A pesquisa descrita por Ferland (2005, 2006) possibilita-nos perceber que a incapacidade física, embora possa limitar a ação, não impede o desenvolvimento de uma maneira de ser, de uma atitude. De maneira similar, Blanche (2002) defende que a criança com seqüelas de paralisia cerebral, a despeito das barreiras por ela enfrentadas, tem motivação interna para participar de diferentes tipos de brincadeiras.

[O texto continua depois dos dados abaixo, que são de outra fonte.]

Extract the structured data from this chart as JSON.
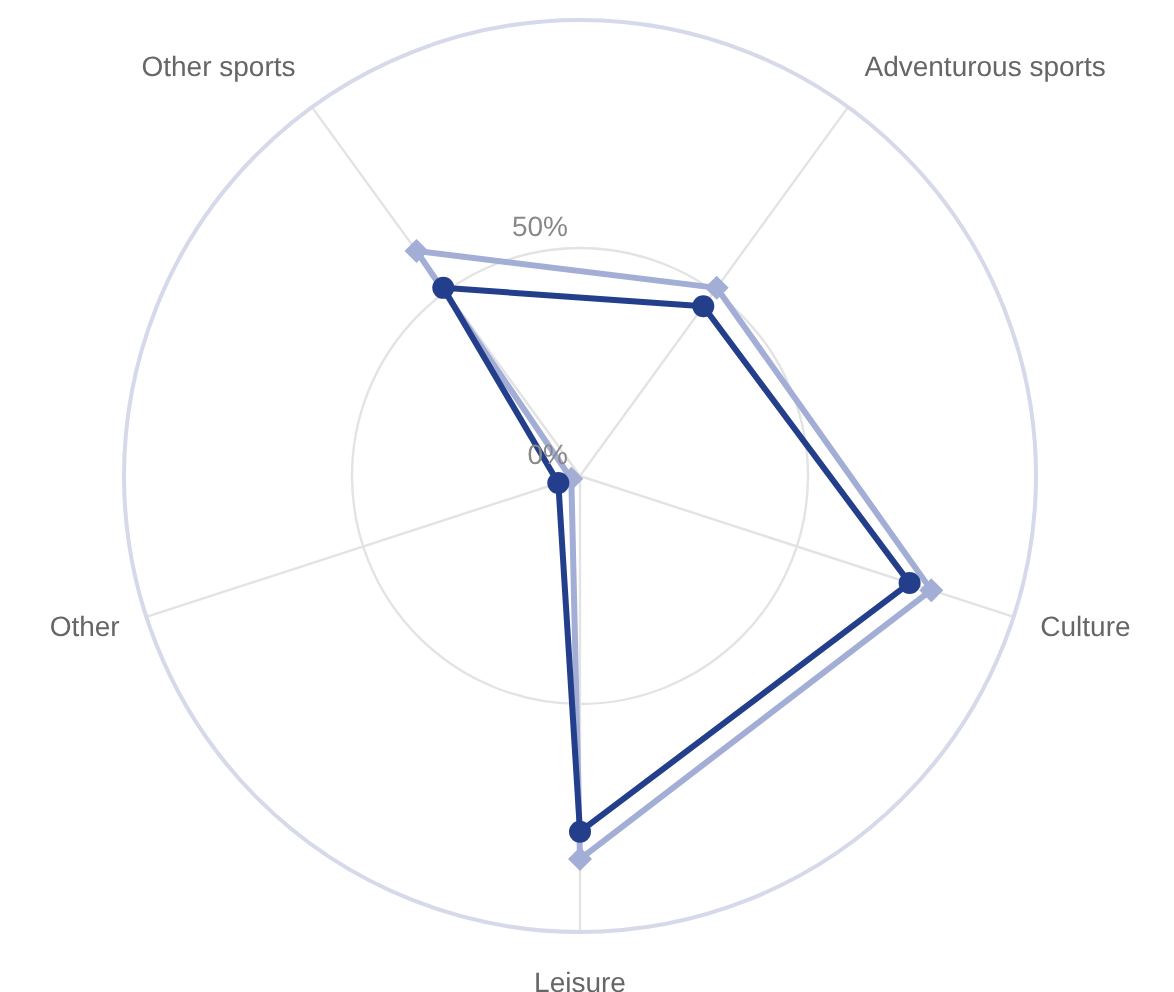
{
  "chart_data": {
    "type": "radar",
    "categories": [
      "Adventurous sports",
      "Culture",
      "Leisure",
      "Other",
      "Other sports"
    ],
    "ylim": [
      0,
      100
    ],
    "yticks": [
      {
        "value": 0,
        "label": "0%"
      },
      {
        "value": 50,
        "label": "50%"
      }
    ],
    "grid": true,
    "series": [
      {
        "color": "#a3aed6",
        "marker": "diamond",
        "values": [
          51,
          81,
          84,
          2,
          61
        ]
      },
      {
        "color": "#233e8b",
        "marker": "circle",
        "values": [
          46,
          76,
          78,
          5,
          51
        ]
      }
    ]
  }
}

O interesse das crianças pelas brincadeiras, bem como a opinião dos adultos com deficiência (FERLAND, 2006), chama a atenção para a necessidade de repensarmos o uso da brincadeira na terapia ocupacional. Esta necessidade também está expressa na fala dos pais, visto que estes encaram a brincadeira das crianças com deficiência como exercício para desenvolver habilidades, não percebendo o valor da brincadeira livre para o desenvolvimento de seus filhos. Blanche (2002) também afirma que a atenção dos terapeutas, sempre voltada para as limitações físicas, faz com que os pais negligenciem outras facetas da criança com deficiência, inclusive a sua necessidade de realizar atividades lúdicas, tal como qualquer criança.